Bevor der Reis gekocht werden kann, muss er gründlich gewaschen werden. Dieser Schritt ist nötig, da die einzelnen Reiskörner durch den vorangegangenen Verarbeitungsprozess nach der Ernte mit einem dünnen Stärkefilm überzogen wurden. Diese Stärke würde nun dazu führen, dass der Reis zu sehr klebt. Um dies zu vermeiden kommt der Reis nun in einen großen Topf ins Waschbecken. Ihr könnt das Wasser des Wasserhahns ganz langsam laufen lassen und den Reis immer wieder mal umrühren. Ihr werdet sehen, wie sich das Wasser verfärbt.

Schüttet dann das Wasser ab (ich nehme es gerne zum Blumengießen) und lasst weiter Wasser in den Reis laufen. Wiederholt diese Prozedur, bis das Wasser nicht mehr milchig wird, sondern ganz klar bleibt, wenn ihr es umrührt.

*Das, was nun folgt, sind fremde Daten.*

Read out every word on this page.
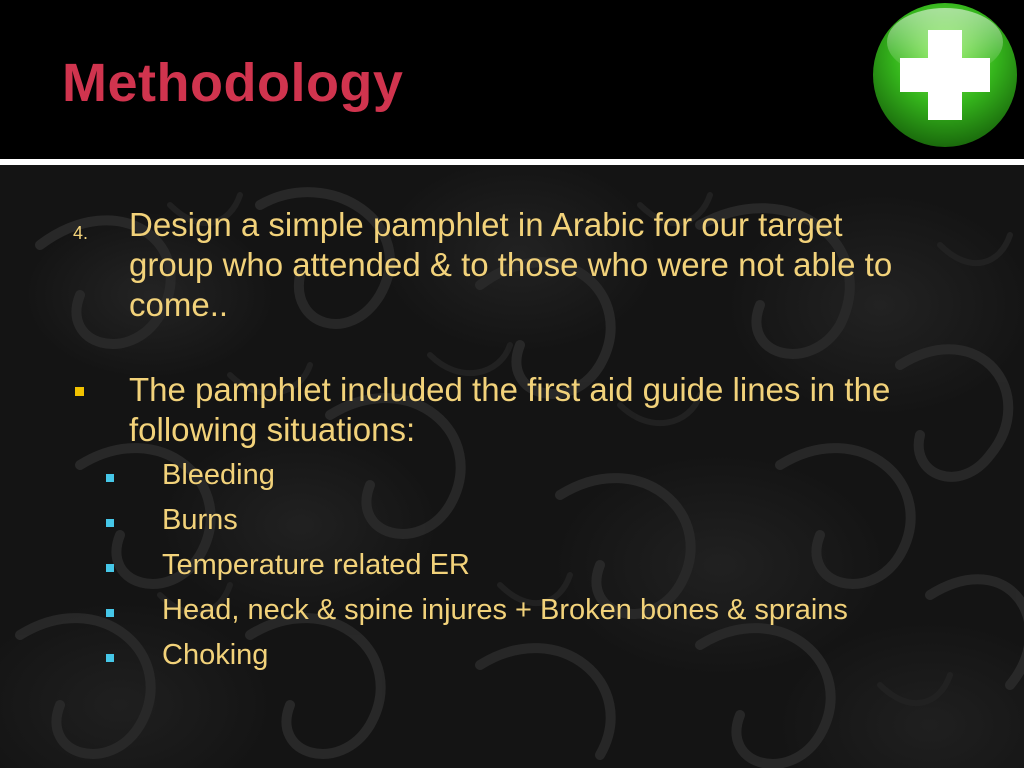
Methodology
4. Design a simple pamphlet in Arabic for our target group who attended & to those who were not able to come..
The pamphlet included the first aid guide lines in the following situations:
Bleeding
Burns
Temperature related ER
Head, neck & spine injures + Broken bones & sprains
Choking
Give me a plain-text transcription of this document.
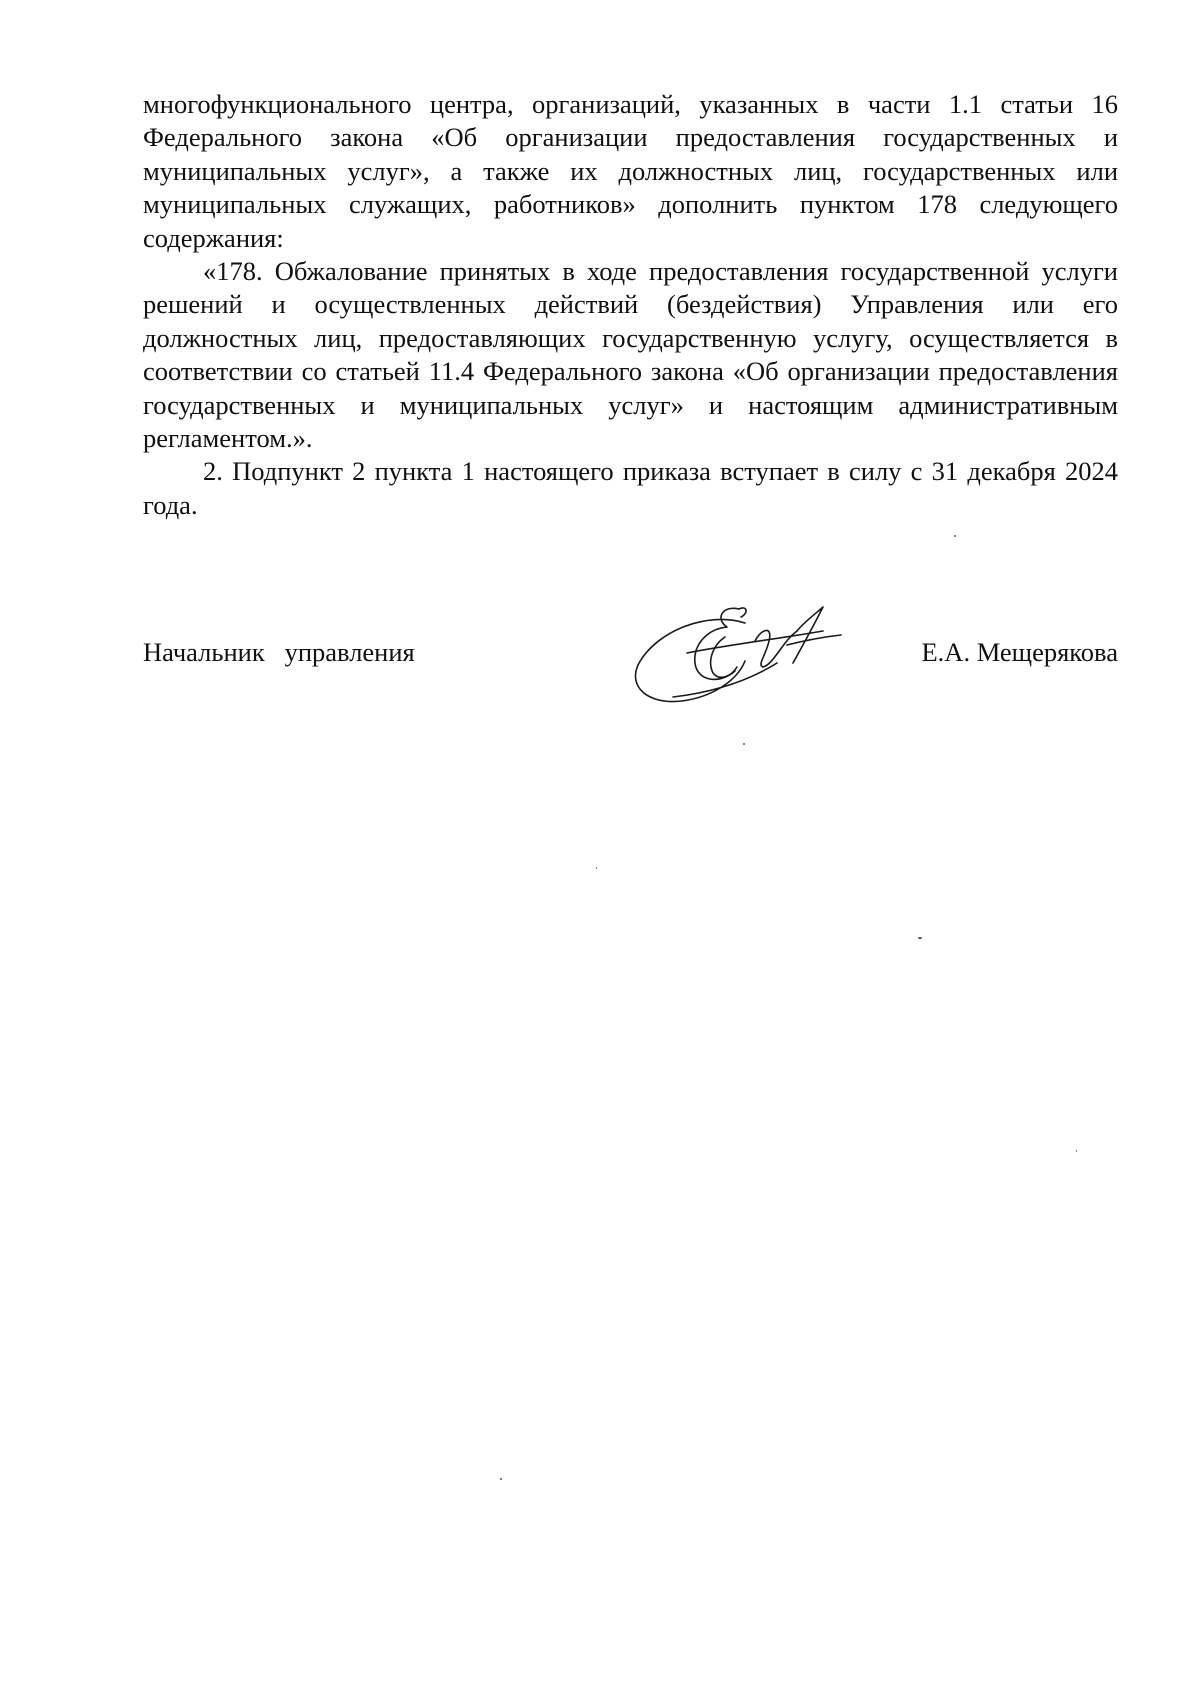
многофункционального центра, организаций, указанных в части 1.1 статьи 16 Федерального закона «Об организации предоставления государственных и муниципальных услуг», а также их должностных лиц, государственных или муниципальных служащих, работников» дополнить пунктом 178 следующего содержания:

«178. Обжалование принятых в ходе предоставления государственной услуги решений и осуществленных действий (бездействия) Управления или его должностных лиц, предоставляющих государственную услугу, осуществляется в соответствии со статьей 11.4 Федерального закона «Об организации предоставления государственных и муниципальных услуг» и настоящим административным регламентом.».

2. Подпункт 2 пункта 1 настоящего приказа вступает в силу с 31 декабря 2024 года.

Начальник   управления	Е.А. Мещерякова
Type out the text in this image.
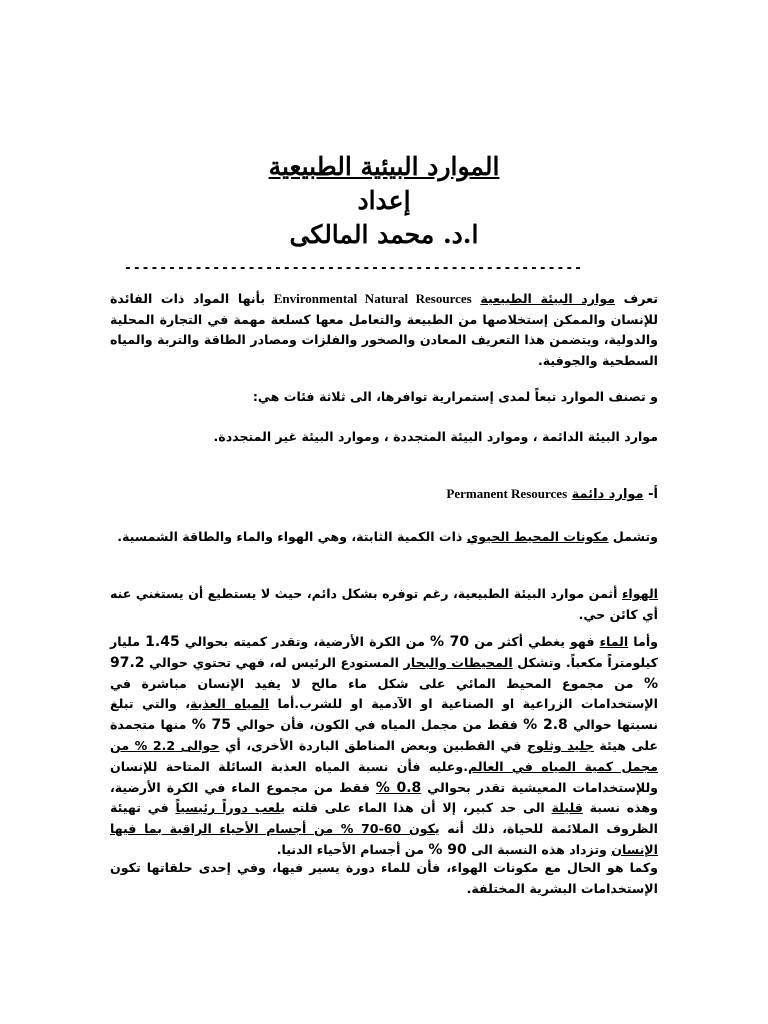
الموارد البيئية الطبيعية
إعداد
ا.د. محمد المالكى
----------------------------------------------------
تعرف موارد البيئة الطبيعية Environmental Natural Resources بأنها المواد ذات الفائدة للإنسان والممكن إستخلاصها من الطبيعة والتعامل معها كسلعة مهمة في التجارة المحلية والدولية، ويتضمن هذا التعريف المعادن والصخور والفلزات ومصادر الطاقة والتربة والمياه السطحية والجوفية.
و تصنف الموارد تبعاً لمدى إستمرارية توافرها، الى ثلاثة فئات هي:
موارد البيئة الدائمة ، وموارد البيئة المتجددة ، وموارد البيئة غير المتجددة.
أ- موارد دائمة Permanent Resources
وتشمل مكونات المحيط الحيوي ذات الكمية الثابتة، وهي الهواء والماء والطاقة الشمسية.
الهواء أثمن موارد البيئة الطبيعية، رغم توفره بشكل دائم، حيث لا يستطيع أن يستغني عنه أي كائن حي.
وأما الماء فهو يغطي أكثر من 70 % من الكرة الأرضية، وتقدر كميته بحوالي 1.45 مليار كيلومتراً مكعباً. وتشكل المحيطات والبحار المستودع الرئيس له، فهي تحتوي حوالي 97.2 % من مجموع المحيط المائي على شكل ماء مالح لا يفيد الإنسان مباشرة في الإستخدامات الزراعية او الصناعية او الآدمية او للشرب.أما المياه العذبة، والتي تبلغ نسبتها حوالي 2.8 % فقط من مجمل المياه في الكون، فأن حوالي 75 % منها متجمدة على هيئة جليد وثلوج في القطبين وبعض المناطق الباردة الأخرى، أي حوالى 2.2 % من مجمل كمية المياه في العالم.وعليه فأن نسبة المياه العذبة السائلة المتاحة للإنسان وللإستخدامات المعيشية تقدر بحوالي 0.8 % فقط من مجموع الماء في الكرة الأرضية، وهذه نسبة قليلة الى حد كبير، إلا أن هذا الماء على قلته يلعب دوراً رئيسياً في تهيئة الظروف الملائمة للحياة، ذلك أنه يكون 60-70 % من أجسام الأحياء الراقية بما فيها الإنسان وتزداد هذه النسبة الى 90 % من أجسام الأحياء الدنيا.
وكما هو الحال مع مكونات الهواء، فأن للماء دورة يسير فيها، وفي إحدى حلقاتها تكون الإستخدامات البشرية المختلفة.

Nun schüttet ihr so viel Wasser ab, bis noch ca. 0,8cm Wasser über dem Reis im Topf ist. Ich nehme gerne einen Schnellkochtopf zum Reiskochen. So geht es sehr schnell und ich habe eine für mich bewährte Methode entwickelt. Der Topf kommt nun mit Reis, Wasser, Weißwein, Butter und Gewürze auf die Herdplatte und wird einmal richtig erhitzt. Dann wird die Hitze abgestellt und der Reis steht noch 10-15min im verschlossenen Topf auf dem Herd. So erreicht der Reis die richtige Konsistenz.

 

 

Zubereitung Rührei: 

* 3 Eier (M) 

* 50ml Milch 

* zwei Stangen Frühlingszwiebel 

* etwas Majoran 

* Basilikum

* Thymian 

* Muskatnuss 

Die Eier mit der Milch aufschlagen und den Gewürzen abschmecken. In einer heißen Pfanne anschließend zu Rührei braten.

 

Als Beilage gab es bei mir einen leckeren Salat mit Kiwis und noch die Reste der Kirsch-Chili-Mayonnaise. Abgeschmeckt wird das Gericht noch mit ein paar pikanten Blüten und fertig ist ein wunderbarer Teller.

Lasst Euch das Rührei mit Kräuterreis gut schmecken!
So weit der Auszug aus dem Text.